Remote Authentication Dial-in User Service (RADIUS)
What is Remote Authentication Dial-in User Service (RADIUS)?
Remote Authentication Dial-in User Service, or RADIUS, is a network protocol that provides centralized authentication, authorization, and accounting for users and devices trying to access a network or network service.
Examples
- A company uses RADIUS with enterprise Wi-Fi so employees log in with their directory accounts instead of a shared wireless password.
- A VPN gateway sends user login requests to a RADIUS server so access decisions are handled centrally.
Discover 🔎
As networks grow, it becomes difficult to manage access one device at a time.
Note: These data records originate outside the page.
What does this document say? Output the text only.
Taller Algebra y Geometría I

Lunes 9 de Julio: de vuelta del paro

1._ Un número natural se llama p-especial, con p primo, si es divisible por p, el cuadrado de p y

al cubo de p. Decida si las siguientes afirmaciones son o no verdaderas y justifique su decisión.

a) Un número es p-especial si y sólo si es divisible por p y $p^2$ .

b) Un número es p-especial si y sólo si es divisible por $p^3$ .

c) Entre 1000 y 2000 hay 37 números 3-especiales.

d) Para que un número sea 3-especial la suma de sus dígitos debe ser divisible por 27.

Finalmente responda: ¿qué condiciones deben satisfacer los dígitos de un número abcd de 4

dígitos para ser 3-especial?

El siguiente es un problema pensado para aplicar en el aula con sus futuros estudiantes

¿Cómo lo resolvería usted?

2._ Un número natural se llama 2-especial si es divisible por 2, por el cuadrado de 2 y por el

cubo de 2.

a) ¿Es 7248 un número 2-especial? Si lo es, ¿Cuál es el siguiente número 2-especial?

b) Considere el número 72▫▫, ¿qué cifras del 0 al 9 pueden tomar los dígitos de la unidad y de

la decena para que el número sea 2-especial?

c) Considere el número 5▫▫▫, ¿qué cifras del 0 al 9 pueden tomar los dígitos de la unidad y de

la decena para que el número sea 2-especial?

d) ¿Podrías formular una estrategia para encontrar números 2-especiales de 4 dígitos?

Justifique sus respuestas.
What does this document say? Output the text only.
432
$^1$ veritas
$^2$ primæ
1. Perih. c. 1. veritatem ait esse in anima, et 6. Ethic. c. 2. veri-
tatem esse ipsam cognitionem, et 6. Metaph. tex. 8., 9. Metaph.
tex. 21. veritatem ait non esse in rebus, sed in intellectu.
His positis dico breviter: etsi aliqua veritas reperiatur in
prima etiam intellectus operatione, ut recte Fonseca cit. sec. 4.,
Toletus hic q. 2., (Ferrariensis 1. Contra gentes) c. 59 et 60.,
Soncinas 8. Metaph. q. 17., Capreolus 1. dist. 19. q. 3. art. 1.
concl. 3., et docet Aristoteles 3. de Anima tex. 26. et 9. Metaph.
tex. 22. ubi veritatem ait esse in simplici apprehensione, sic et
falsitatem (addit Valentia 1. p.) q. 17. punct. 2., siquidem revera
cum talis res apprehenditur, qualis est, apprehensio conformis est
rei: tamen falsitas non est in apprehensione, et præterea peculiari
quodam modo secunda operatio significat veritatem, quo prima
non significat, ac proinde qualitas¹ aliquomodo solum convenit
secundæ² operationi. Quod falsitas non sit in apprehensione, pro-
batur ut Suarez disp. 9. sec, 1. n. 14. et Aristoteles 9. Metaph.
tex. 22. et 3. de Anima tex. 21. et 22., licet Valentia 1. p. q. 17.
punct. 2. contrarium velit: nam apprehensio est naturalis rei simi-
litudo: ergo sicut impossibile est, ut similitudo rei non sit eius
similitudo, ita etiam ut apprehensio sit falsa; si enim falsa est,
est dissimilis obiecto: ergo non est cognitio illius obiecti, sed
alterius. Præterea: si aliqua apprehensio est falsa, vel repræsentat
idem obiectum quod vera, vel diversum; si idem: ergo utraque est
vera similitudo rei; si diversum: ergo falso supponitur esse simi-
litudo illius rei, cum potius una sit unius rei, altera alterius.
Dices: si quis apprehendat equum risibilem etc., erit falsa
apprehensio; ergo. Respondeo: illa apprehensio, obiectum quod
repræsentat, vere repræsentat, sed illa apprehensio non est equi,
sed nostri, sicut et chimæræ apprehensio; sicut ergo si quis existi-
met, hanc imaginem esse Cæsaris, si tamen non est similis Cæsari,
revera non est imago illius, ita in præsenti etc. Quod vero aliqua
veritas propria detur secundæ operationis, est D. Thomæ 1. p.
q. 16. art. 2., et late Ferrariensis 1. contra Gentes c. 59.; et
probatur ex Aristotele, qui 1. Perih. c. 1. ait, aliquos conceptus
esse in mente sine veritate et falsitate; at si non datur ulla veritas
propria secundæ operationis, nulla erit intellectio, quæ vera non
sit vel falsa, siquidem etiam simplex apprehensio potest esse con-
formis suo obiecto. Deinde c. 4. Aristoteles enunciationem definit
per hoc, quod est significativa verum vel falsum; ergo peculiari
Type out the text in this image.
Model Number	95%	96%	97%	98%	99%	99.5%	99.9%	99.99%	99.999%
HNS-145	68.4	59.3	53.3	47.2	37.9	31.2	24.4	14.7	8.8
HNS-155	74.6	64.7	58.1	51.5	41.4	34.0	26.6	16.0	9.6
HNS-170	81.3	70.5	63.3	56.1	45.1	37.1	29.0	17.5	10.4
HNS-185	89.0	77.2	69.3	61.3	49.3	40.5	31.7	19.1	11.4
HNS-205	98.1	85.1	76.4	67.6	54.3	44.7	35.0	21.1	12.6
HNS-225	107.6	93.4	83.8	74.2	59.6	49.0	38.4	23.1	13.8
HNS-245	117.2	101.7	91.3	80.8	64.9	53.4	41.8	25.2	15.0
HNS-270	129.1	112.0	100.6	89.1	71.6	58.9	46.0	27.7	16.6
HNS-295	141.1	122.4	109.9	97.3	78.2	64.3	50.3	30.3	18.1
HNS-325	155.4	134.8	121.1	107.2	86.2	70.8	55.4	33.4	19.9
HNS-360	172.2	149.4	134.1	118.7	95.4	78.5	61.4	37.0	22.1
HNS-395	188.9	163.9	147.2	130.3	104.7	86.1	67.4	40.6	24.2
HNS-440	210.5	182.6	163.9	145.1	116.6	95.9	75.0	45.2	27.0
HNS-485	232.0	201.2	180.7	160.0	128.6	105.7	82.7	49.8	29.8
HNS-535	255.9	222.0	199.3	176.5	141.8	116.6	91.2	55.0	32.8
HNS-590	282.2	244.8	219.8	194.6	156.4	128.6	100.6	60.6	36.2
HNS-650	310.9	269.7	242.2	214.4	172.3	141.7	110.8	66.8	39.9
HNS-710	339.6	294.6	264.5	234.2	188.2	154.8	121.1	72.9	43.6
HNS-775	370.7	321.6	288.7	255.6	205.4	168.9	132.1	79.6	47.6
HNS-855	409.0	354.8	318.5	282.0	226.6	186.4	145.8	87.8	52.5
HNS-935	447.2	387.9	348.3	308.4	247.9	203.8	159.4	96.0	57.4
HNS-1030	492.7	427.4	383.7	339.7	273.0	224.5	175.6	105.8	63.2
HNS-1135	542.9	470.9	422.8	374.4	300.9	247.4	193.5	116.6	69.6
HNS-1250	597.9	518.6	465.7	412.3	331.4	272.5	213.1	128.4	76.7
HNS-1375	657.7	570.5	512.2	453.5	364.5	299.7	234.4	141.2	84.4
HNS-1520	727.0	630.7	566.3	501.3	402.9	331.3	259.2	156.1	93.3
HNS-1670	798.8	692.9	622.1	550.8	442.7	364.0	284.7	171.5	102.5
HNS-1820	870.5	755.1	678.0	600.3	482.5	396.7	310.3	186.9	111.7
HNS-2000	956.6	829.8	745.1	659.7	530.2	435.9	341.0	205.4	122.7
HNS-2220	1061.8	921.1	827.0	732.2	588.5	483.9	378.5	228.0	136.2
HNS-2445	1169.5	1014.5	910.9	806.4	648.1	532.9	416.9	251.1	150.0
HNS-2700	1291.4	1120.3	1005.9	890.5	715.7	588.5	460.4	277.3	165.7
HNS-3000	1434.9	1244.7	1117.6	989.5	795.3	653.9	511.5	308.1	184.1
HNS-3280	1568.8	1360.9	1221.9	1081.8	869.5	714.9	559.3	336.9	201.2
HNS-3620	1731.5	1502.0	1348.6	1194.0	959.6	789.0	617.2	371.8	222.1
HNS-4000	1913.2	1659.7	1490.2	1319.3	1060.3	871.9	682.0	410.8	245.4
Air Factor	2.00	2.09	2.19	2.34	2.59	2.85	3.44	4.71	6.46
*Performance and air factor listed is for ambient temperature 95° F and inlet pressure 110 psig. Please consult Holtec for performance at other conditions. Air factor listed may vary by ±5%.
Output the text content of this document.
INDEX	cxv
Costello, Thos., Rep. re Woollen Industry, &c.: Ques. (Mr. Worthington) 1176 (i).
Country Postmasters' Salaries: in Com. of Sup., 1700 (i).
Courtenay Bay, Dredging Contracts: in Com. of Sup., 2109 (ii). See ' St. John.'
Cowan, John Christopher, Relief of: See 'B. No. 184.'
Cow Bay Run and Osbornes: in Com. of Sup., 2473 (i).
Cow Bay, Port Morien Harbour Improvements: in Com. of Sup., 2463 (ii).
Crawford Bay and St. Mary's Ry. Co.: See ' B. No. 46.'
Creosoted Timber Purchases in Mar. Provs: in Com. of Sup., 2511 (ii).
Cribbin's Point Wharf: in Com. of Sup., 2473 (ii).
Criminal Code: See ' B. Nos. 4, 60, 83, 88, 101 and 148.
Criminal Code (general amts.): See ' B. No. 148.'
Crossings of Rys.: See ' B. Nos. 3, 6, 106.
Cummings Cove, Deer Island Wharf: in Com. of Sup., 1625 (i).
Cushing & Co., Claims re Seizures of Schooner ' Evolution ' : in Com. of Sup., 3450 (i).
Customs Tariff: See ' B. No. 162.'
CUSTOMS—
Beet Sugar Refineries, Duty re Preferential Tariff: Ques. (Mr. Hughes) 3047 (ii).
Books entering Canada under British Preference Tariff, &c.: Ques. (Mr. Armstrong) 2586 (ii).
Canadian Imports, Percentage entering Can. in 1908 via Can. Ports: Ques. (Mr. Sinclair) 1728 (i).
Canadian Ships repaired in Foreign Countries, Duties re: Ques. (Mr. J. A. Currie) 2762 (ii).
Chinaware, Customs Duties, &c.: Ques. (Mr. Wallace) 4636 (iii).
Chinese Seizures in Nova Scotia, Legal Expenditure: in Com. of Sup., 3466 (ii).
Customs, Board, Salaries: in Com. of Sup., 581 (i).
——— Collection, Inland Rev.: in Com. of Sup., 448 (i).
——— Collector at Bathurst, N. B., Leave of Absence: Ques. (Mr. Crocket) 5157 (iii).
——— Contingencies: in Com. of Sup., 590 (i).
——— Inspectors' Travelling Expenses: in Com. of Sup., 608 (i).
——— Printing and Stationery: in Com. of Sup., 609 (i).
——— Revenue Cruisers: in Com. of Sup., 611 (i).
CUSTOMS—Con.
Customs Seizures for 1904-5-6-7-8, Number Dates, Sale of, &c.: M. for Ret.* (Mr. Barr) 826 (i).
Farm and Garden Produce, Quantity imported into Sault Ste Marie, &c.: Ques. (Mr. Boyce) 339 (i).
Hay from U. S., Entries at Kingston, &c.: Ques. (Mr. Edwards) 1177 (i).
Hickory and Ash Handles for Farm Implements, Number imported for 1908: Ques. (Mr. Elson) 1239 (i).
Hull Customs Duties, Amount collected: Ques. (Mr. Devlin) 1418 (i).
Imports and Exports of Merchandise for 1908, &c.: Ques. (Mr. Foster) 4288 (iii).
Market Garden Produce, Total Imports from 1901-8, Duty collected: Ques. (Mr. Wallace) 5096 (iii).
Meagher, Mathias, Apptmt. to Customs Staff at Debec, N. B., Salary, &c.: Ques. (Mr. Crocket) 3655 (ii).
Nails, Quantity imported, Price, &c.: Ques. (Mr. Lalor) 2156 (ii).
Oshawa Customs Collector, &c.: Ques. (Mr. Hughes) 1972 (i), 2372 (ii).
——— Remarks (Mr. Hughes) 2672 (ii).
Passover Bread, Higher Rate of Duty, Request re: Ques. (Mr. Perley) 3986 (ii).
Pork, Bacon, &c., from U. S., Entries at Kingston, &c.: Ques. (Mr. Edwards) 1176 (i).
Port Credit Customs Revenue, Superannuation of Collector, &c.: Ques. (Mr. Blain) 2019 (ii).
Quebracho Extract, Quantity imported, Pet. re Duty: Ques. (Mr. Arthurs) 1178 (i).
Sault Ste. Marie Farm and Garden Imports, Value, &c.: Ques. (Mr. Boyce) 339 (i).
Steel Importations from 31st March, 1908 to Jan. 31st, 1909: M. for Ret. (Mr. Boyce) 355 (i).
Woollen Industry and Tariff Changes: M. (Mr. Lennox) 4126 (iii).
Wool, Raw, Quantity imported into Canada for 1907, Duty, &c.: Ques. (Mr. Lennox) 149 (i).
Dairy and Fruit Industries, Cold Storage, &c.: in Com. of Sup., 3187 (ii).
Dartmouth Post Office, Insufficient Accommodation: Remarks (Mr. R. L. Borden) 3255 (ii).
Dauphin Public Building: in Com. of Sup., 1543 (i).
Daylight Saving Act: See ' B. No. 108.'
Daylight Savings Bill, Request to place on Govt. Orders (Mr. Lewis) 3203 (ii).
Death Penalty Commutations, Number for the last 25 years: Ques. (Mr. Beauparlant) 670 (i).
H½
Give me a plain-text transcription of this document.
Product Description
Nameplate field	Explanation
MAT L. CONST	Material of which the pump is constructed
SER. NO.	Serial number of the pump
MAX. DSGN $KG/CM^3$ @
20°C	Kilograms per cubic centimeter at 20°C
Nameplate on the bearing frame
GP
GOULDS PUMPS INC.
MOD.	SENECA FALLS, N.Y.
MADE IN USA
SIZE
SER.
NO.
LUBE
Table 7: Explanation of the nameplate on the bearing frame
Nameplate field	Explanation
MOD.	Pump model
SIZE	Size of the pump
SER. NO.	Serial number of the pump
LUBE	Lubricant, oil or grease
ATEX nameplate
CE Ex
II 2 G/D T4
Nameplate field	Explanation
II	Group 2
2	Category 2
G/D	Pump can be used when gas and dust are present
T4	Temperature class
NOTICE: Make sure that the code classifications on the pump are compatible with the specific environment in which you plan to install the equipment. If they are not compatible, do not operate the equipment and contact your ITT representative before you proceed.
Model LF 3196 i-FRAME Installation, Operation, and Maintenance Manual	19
A wireless access point, VPN concentrator, switch, or firewall may all need to ask the same questions: who is trying to connect, should access be allowed, and what record should be kept of that connection? If every device made those decisions separately, administration would become inconsistent very quickly.
RADIUS solves that problem by moving those decisions toward a central service. Instead of storing all user access logic on every network device, the device can send the request to a RADIUS server and wait for the answer. That makes RADIUS one of the most important protocols in centralized network access control.
Summary 📝
RADIUS is a centralized network access protocol that helps organizations authenticate users and devices, decide what access they should receive, and record session activity. It is widely used in enterprise Wi-Fi, VPNs, and other controlled access environments because it reduces scattered local account management and brings network access decisions into one more manageable place. Its value comes from consistency, scalability, and better visibility into who connected and how.